Roger A. Rosenblatt, MD, MPH
Department of Family Medicine
University of Washington School of Medicine
Seattle
1. Koplan JP, Fleming DW. Current and future public health challenges. JAMA. 2000;284:1696-1698.

To the Editor: Drs Koplan and Fleming1 present a list of 10 public health challenges for the next century. I imagine many readers will be tempted to add pet projects of their own. One unmentioned challenge seems to me to be so fundamental and to have such a profound impact on several of the original 10 challenges that I offer it for consideration.
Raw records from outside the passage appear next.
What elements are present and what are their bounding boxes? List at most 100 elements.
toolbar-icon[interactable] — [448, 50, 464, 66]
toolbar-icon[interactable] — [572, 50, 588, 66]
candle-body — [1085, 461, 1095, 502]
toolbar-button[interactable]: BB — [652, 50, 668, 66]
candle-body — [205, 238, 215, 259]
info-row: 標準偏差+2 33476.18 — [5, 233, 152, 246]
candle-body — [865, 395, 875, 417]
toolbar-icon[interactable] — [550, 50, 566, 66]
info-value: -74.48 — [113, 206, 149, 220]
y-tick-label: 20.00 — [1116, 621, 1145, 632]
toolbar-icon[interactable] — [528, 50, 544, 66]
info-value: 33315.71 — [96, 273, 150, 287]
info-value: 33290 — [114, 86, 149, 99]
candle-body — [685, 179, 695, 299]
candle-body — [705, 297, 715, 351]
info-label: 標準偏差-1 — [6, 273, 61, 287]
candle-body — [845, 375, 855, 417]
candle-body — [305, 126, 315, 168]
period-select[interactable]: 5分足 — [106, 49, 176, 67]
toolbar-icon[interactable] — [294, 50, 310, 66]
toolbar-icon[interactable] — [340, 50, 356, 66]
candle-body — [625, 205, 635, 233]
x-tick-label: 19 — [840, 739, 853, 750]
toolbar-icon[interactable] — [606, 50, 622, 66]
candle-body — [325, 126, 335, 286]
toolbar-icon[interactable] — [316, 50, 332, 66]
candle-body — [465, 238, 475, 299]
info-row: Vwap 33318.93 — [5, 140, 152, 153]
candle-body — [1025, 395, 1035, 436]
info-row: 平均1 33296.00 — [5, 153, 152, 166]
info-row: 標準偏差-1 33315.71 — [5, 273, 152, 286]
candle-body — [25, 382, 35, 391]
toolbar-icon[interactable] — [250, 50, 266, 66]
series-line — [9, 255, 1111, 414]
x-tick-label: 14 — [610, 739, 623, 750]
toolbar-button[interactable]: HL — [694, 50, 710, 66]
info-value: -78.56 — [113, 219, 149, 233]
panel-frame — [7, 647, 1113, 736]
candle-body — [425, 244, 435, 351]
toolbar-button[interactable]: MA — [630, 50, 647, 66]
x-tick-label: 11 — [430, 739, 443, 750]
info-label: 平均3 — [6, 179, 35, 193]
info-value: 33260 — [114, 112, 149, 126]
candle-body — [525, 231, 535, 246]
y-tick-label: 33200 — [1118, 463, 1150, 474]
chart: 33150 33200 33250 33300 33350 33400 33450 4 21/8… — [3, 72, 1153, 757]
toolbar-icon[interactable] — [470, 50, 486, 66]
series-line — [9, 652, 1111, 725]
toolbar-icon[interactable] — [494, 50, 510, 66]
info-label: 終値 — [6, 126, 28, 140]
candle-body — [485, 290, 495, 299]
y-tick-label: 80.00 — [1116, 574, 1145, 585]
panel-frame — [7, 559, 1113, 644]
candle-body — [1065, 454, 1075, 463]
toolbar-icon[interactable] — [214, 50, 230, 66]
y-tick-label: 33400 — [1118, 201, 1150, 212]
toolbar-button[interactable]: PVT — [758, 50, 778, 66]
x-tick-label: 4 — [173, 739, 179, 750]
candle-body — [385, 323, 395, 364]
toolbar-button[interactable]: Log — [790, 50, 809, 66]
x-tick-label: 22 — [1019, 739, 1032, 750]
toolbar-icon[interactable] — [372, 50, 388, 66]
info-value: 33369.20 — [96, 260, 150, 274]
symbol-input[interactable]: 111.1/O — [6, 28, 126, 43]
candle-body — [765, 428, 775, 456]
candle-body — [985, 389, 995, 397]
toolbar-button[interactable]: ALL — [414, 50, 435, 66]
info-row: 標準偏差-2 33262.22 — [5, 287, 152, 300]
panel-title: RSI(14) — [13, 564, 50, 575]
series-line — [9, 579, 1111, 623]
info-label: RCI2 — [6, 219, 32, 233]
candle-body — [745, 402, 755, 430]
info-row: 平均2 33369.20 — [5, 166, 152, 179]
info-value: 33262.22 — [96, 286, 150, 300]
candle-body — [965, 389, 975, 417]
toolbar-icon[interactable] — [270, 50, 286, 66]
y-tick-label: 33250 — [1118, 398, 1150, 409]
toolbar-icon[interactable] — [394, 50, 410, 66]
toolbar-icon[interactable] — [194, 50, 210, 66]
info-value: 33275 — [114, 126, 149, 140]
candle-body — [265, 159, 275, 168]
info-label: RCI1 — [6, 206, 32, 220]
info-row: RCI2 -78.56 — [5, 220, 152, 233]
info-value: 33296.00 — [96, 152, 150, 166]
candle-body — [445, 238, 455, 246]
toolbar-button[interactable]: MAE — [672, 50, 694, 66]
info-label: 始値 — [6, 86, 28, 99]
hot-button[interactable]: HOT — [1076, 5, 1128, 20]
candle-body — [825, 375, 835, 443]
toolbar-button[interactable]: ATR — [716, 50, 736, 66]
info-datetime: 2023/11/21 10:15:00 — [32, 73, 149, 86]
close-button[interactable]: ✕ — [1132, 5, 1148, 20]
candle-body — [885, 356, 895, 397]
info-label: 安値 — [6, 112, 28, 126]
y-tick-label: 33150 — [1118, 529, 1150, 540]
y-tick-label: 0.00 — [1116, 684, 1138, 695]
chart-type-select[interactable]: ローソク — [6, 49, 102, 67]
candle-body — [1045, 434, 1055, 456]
Overpopulation has a great negative effect on eliminating health disparities, cleaning up and protecting the environment, focusing on child development, and reducing the toll of violence. The problem of too many people is not acute in most industrialized countries and its solution is controversial from many political and religious perspectives; however, it behooves the medical, scientific, and public health communities to devise cheaper and more effective methods of birth control than now exist and campaign strongly for their widespread use throughout the world in the coming century.

Norman J. Sissman, MD
Retired
Princeton, NJ
1. Koplan JP, Fleming DW. Current and future public health challenges. JAMA. 2000;284:1696-1698.

In Reply: While we limited our list of public health challenges to 10, there are comparably worthy additions of which global environmental degradation and overpopulation are excellent examples.

Jeffrey P. Koplan, MD, MPH
David W. Fleming, MD
Centers for Disease Control and Prevention
Atlanta, Ga

From: The Journal of the American Medical Association, January 24/31, 2001, Vol 285, No. 4, 411.